A Vietnamese girl seems to be dancing among the ruins of a burnt-out hamlet. Her house has burned down and her family killed, yet she continues to move and dance despite the devastation she sees, her face quiet and composed. Later that night, Azar mocks and mimics the girl's gestures. Henry Dobbins disapproves and threatens him to make him stop if he does not dance right.
The central symbol in this vignette is the dance of the young girl. The characters understand dancing as deliberate, purposeful, graceful, and meaningful: everything that the war in Vietnam is not. The repeating theme is that the characters labor to understand why the girl is dancing and the meaning of her dance. All around lies destruction, decay, and death, and yet she dances. Perhaps she dances as an escape from her reality; perhaps she dances to deny her reality; or perhaps, as Azar says, she dances a ritual that gives meaning to what has happened. When she covers her ears with her hands, she may be either blocking out sound or acting out an ornate cultural ritual.

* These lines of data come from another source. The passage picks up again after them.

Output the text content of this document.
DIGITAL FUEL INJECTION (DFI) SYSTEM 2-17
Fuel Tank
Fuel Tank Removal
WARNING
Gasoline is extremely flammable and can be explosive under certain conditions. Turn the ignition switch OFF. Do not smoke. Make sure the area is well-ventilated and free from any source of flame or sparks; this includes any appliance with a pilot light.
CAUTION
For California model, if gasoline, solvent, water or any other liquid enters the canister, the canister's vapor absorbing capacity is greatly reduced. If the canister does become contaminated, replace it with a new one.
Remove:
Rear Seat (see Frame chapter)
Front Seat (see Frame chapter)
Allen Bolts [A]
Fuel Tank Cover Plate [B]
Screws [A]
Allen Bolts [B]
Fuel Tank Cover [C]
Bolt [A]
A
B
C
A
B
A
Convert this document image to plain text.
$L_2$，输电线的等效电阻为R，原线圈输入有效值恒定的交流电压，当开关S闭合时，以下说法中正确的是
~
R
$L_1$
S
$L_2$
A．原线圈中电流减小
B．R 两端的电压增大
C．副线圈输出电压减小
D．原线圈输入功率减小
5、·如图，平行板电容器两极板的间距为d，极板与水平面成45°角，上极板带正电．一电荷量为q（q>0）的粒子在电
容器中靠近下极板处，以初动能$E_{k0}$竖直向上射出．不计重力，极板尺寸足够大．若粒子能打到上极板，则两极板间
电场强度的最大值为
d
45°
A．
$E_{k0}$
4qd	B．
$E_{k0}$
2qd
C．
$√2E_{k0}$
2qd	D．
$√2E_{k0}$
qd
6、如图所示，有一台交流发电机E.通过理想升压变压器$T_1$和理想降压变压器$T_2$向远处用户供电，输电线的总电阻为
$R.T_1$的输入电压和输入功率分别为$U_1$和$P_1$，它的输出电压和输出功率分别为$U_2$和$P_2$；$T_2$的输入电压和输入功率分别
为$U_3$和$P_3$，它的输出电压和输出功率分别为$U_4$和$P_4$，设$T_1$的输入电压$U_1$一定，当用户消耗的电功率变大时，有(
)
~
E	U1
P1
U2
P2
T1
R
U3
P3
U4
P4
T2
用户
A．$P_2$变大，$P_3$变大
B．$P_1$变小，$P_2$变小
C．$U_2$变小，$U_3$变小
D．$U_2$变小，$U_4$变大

Regardless of the meaning of the dance, O'Brien makes it clear that the American soldiers do not understand either why she dances or what the dance means. To them, this scene is one of destruction and the dancing girl is an abomination. Everything else fits the schema of destruction and war, the dance alone stands out. And yet it is around her dance that the story revolves and the soldiers continually lead their discussion. To them, there must be meaning, and meaning is what they desperately lack.
In fact, the dancing girl is one of the most optimistic symbols O'Brien gives us in the novel, for clearly she symbolizes something, even if we cannot know it. The soldiers cannot ignore her because they are starving for meaning in their campaign; any meaning, even the meaning of a small girl dancing in the middle of dead bodies and ashes. She pays them and their doings no heed, and yet they constantly attend her dance, seeking its meaning.
O'Brien deliberately uses open words when he says that later that night "Azar mocked the girl's dancing." On the one hand, Azar could just have been imitating the dance; on the other hand, he may also have been making light of it, the pejorative meaning of "mock." But this haunting statement is only a smokescreen: O'Brien is tricking us and wondering whether we will catch the main point — that Azar is now dancing. Even after they have left the scene and the girl behind, their minds still dwell on the dance and its elusive meaning. For the soldiers, if they can do the dance properly, they may understand something, anything about where they are and what they are doing there.
In the end, the pseudo-hero of the vignette, Henry Dobbins, proves to be the most deluded. He stops Azar from dancing and warns him that he should dance "right." What Dobbins does not understand, and what is unspeakably beyond the comprehension of the band of soldiers, is that they cannot dance right, for they have no meaning to deliver. All they can do is make large dance-like gestures, mocking what they cannot, but what they desperately want to, understand.